Unprecedented fiscal support by governments during the pandemic has prevented more severe economic contractions and larger job losses, but risks remain of long-term scarring the International Monetary Fund says in its Fiscal Monitor report released on Wednesday (April 7) in Washington, DC.

Meanwhile, such support, along with drops in revenues, has raised government deficits and debt to unprecedented levels across all country income groups, said Vitor Gaspar, Director of the Fiscal Affairs Department at the IMF.
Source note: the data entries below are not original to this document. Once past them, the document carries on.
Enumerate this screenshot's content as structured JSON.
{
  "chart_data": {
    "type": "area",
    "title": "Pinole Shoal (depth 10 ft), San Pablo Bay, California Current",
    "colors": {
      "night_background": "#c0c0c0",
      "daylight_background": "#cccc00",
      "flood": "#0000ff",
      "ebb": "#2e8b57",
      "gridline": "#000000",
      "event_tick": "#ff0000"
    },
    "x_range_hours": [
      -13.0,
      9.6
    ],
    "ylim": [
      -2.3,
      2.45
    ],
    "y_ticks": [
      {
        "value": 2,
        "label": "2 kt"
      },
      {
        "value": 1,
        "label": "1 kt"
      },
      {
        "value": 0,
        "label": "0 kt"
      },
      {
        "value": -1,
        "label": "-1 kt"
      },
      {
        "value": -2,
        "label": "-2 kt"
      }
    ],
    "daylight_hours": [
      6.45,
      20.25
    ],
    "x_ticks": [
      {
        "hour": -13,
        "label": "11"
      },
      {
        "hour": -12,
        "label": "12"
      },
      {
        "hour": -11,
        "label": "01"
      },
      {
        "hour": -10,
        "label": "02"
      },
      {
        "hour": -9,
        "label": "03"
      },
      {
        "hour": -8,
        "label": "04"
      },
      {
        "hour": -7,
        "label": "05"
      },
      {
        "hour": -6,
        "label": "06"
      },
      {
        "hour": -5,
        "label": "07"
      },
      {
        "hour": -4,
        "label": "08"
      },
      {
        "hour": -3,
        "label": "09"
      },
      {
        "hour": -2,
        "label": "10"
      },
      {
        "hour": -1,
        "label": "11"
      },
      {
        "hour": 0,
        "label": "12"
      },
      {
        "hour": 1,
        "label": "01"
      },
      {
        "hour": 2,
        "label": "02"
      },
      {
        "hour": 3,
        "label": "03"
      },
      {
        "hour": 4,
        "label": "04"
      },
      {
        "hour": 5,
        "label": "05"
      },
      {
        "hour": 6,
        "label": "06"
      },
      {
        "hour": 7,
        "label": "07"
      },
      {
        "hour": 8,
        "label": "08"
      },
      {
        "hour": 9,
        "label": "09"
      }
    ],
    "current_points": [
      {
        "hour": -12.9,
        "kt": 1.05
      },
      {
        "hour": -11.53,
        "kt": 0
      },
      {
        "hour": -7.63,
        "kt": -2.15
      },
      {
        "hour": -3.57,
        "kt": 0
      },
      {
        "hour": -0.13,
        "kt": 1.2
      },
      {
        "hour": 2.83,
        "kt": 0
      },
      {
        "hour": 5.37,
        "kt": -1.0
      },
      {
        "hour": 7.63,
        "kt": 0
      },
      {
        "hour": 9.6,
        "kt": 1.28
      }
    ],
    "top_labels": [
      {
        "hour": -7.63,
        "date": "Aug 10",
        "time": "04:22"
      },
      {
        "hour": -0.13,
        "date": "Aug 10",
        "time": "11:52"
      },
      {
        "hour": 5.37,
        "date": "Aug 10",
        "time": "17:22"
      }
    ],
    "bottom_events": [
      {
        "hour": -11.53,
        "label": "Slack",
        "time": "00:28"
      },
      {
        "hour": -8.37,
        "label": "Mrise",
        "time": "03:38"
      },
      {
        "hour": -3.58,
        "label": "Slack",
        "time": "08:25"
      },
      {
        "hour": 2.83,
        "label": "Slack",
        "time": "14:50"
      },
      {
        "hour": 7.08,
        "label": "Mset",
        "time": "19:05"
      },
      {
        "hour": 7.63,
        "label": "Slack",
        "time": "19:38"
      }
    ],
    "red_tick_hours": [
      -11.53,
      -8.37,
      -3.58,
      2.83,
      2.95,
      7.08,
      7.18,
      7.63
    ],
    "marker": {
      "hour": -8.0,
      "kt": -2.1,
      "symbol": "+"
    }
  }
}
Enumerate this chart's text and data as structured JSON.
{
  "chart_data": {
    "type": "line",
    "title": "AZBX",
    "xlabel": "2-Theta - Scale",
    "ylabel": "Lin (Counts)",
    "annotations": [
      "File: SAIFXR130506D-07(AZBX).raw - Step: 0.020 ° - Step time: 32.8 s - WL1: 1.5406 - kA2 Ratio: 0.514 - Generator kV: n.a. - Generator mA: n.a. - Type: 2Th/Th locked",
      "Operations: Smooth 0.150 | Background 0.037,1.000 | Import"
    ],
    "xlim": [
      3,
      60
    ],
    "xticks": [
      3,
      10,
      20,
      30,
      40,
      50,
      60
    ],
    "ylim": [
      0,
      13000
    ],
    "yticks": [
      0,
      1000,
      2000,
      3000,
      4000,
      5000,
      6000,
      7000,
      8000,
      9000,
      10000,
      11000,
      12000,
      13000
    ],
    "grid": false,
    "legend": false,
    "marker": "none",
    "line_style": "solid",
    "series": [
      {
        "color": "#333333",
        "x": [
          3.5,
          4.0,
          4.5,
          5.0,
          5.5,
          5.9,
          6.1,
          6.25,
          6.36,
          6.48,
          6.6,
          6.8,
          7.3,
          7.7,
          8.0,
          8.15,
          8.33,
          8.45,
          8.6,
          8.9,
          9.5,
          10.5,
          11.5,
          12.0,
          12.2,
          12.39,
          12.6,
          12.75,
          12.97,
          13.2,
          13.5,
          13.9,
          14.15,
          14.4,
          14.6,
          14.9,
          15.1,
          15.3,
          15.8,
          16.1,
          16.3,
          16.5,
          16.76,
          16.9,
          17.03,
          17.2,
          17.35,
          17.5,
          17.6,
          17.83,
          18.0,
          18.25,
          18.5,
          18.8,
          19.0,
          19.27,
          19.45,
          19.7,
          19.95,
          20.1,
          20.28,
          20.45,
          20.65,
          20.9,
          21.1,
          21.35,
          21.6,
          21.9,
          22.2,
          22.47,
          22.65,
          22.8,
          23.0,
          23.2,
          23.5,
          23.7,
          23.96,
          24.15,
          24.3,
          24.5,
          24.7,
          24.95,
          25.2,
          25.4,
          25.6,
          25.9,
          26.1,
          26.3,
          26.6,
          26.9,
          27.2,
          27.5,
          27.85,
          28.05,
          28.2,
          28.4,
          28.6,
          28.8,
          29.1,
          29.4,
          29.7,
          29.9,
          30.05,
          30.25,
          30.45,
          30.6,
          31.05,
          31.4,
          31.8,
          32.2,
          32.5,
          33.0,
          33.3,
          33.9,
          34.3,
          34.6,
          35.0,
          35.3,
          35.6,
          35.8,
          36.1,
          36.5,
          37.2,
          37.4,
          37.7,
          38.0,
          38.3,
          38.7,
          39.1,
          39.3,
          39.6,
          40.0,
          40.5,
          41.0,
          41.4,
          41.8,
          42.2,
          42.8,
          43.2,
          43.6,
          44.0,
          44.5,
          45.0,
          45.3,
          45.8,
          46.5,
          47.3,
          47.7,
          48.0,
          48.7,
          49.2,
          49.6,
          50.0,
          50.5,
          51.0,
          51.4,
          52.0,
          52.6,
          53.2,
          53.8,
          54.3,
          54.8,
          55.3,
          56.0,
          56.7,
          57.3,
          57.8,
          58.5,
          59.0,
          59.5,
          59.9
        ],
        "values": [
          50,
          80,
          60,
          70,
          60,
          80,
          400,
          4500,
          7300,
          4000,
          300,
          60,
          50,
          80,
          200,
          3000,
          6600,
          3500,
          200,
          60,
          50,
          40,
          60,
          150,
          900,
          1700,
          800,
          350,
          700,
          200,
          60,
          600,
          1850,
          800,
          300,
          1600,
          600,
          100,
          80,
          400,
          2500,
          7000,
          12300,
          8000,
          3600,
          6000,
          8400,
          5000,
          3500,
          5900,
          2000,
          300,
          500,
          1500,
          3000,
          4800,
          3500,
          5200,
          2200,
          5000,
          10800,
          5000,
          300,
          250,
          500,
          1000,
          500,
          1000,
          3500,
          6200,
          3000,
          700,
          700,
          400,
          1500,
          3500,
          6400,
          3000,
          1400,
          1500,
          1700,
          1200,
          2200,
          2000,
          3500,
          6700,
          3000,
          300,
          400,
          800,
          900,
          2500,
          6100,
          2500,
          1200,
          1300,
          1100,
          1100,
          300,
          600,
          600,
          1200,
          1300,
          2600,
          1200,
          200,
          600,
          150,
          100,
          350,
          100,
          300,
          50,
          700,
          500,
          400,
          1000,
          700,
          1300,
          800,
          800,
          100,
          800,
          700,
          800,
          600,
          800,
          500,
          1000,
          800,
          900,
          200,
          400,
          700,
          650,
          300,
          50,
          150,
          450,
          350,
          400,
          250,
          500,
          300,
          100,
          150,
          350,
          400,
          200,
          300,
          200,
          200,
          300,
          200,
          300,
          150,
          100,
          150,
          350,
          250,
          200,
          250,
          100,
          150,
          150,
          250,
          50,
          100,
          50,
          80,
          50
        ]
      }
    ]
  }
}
The first lesson one year into COVID-19 is that fiscal policy can act timely and decisively. The fiscal policy response was unprecedented in speed and size looking across countries. We also learned that countries with easier access to finance or stronger buffers were able to give more fiscal support. They’re also projected to recover faster,” said Gaspar.

Average overall deficits as a share of GDP in 2020 reached 11.7 percent for advanced economies, 9.8 percent for emerging market economies, and 5.5 percent for low-income developing countries. Countries’ ability to scale up spending has diverged.

“So, what have we learned? We’ve learned that fiscal policy is powerful and that sound public finances are crucial in order to enable that power to be used to the fullest,” stressed Gaspar.

Gaspar urged policy makers to balance the risks from large and growing public and private debt with the risks from premature withdrawal of fiscal support, which could slow the recovery.

“In the spring 2021, we emphasize differentiation across countries. Moreover, COVID-19 is fast evolving, as are the consequences from COVID-19. The fiscal policy must stay agile and flexible to respond to this fast-evolving situation.” Said Gaspar.

He also warned that the targeting of measures must be improved and tailored to countries’ administrative capacity so that fiscal support can be maintained for the duration of the crisis—considering an uncertain and uneven recovery

“Moreover, countries are very different in their structures, in their institutions, in their financial capacity and much else. Therefore, policies and policy advice have to be tailored to fit.” Said Gaspar

Gaspar concluded his remarks by emphasizing that global vaccination is urgently needed, and that global inoculation would pay for itself with stronger employment and economic activity, leading to increased tax revenues and sizable savings in fiscal support.

“A fair shot, a vaccination for everybody in the world may well be the highest return global investment ever. But the Fiscal Monitor also emphasizes the importance of giving a fair shot at life success for everyone. It documents that preexisting inequalities made COVID-19 worse and that COVID-19 in turn made inequalities worse. There is here a vicious cycle that threatens trust and social cohesion. Therefore, we recommend stronger redistributive policies and universal access to basic public services like health, education, and social security,” said Gaspar.